When I was 30, I started a theatre with my husband, the concept of a privately-owned theatre was unheard of in the former Yugoslavia (where I was born) at that time. It was going well until the war, when Yugoslavia was dismantled into 6 countries. Suddenly, in Croatia, my country, people had lost their homes and were having to live in refugee camps. There was no need for a theatre. I became a TV talk show host. My job for seven years was to provide emotional support for my nation. Even when there was a bombing, the show had to go on! I didn’t even stop when I was pregnant with my daughter – the whole nation witnessed my belly growing, and then 11 days after I had given birth I was back on the air.
When I was 38, I left the TV and went back to the theatre. Being completely fed up with being the focus of attention, I took on the role of the theatre producer which I adored. I produced and performed in more than 80 productions, for which I received numerous awards.
I started my Ph.D. at 47 and I got my Ph.D. in cultural politics and strategy planning on my 52nd birthday. I once told my husband couldn’t write. I’ve since published 6 books.
What role does your husband play in your life?
The very decisive role, I met him when I was 15, he was 21, it was love from first sight, I knew he was going to be the one from the start. We married after 20 years together, when our daughter was born.
We are very different personalities. I’m passionate and enjoy socializing but he doesn’t want to meet people that much. He loves cooking, I never enter the kitchen. He hates paperwork, I could do it within a few minutes.
We satisfy each other’s needs on different levels and have grown together.
Despite all differences, or probably because of them, we are integrated. We have been together 48 years and are still very much in love. There were ups and downs in our relationship, we once even wanted to divorce, but we have weathered all the storms.
Can you think of anyone who had a significant impact on your life?

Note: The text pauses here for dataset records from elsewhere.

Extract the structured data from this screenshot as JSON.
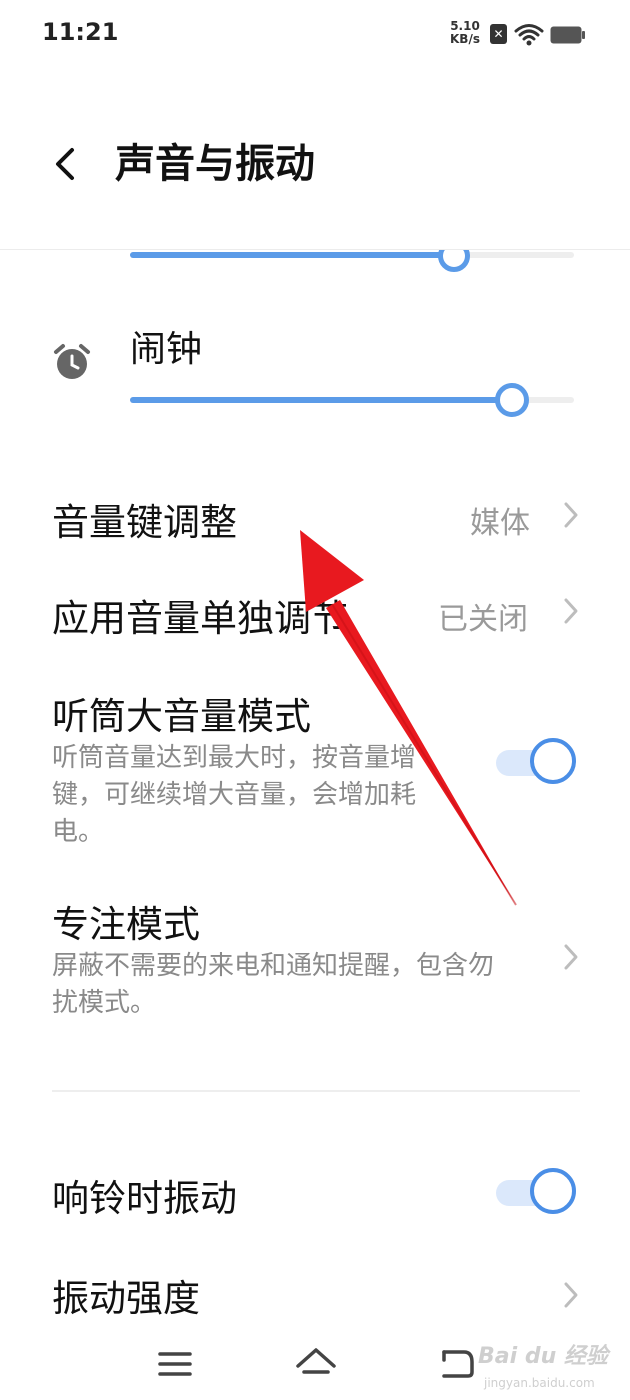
{
  "status_bar": {
    "time": "11:21",
    "net_speed_value": "5.10",
    "net_speed_unit": "KB/s",
    "sim_icon": "sim-disabled-icon",
    "wifi_icon": "wifi-icon",
    "battery_icon": "battery-icon"
  },
  "header": {
    "back_icon": "chevron-left-icon",
    "title": "声音与振动"
  },
  "previous_slider": {
    "level": 0.73
  },
  "alarm": {
    "label": "闹钟",
    "icon": "alarm-clock-icon",
    "level": 0.86
  },
  "settings": {
    "volume_keys": {
      "title": "音量键调整",
      "value": "媒体"
    },
    "app_volume": {
      "title": "应用音量单独调节",
      "value": "已关闭"
    },
    "receiver_loud": {
      "title": "听筒大音量模式",
      "description": "听筒音量达到最大时，按音量增键，可继续增大音量，会增加耗电。",
      "enabled": true
    },
    "focus_mode": {
      "title": "专注模式",
      "description": "屏蔽不需要的来电和通知提醒，包含勿扰模式。"
    },
    "vibrate_on_ring": {
      "title": "响铃时振动",
      "enabled": true
    },
    "vibration_strength": {
      "title": "振动强度"
    }
  },
  "nav_bar": {
    "menu_icon": "menu-icon",
    "home_icon": "home-icon",
    "back_icon": "back-arrow-icon"
  },
  "watermark": {
    "text": "Bai du 经验",
    "url": "jingyan.baidu.com"
  },
  "colors": {
    "accent": "#4a8ee6",
    "annotation_arrow": "#e8191f",
    "secondary_text": "#9a9a9a"
  }
}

My theatre academy professor, actress, Neva Rosic, taught me in my early 20s. It was a very difficult time for me. I was confused about my identity. One day, I showed up at her door at 6 am. She let me in without asking me anything and took care of me for three days. During these three days, she talked and talked… Through that, I discovered who I wanted to be, and what I wanted to fight for. We are still close friends. The last time I was in Croatia we met for a lunch that lasted 5 hours and I came out of it feeling renewed. Even now at 87, she is strong and inspiring.
What is the biggest challenge you have faced in your life?
I like to believe that I can do anything, however, my body has other ideas. I am epileptic. Although I had my first seizure when I was 15, my symptoms became more serious when I was 44. For the next two years, I was either in the hospital or at home. I stopped work completely. I couldn’t even read. My husband was reading aloud to me about (pre)menopause because I was experiencing it at the same time.
At that time in Croatia, epilepsy was perceived by a lot of people as a mental illness. As I recovered, I started my public work to promote the problems of people who are epileptic. This meant that I had to overcome my fear of being judged, and openly tell people about my epilepsy. This became my calling of that time, I attended international conferences about epilepsy, we raised money to buy new machines to treat it, and I talked about the difficulties women with epilepsy at my age face.
Going forward….
My life is a story about change. When I was not satisfied with myself, I changed. Life is not a rehearsal, every day we are on the stage, every day is the opening night. Some people do not understand we must change all the time. How to be open to change, how to accept change, to create change, that’s what I teach my students at Eurasia university, Xi’an. When we create change, we create our life.
Last year, I wrote a book. This year, my goal is to direct a play about the identity problems that young people face, it’s called ‘Holidays in Xi’an’, It’s a story translated from Croatian to English, then English to Chinese. That’s my challenge for this year.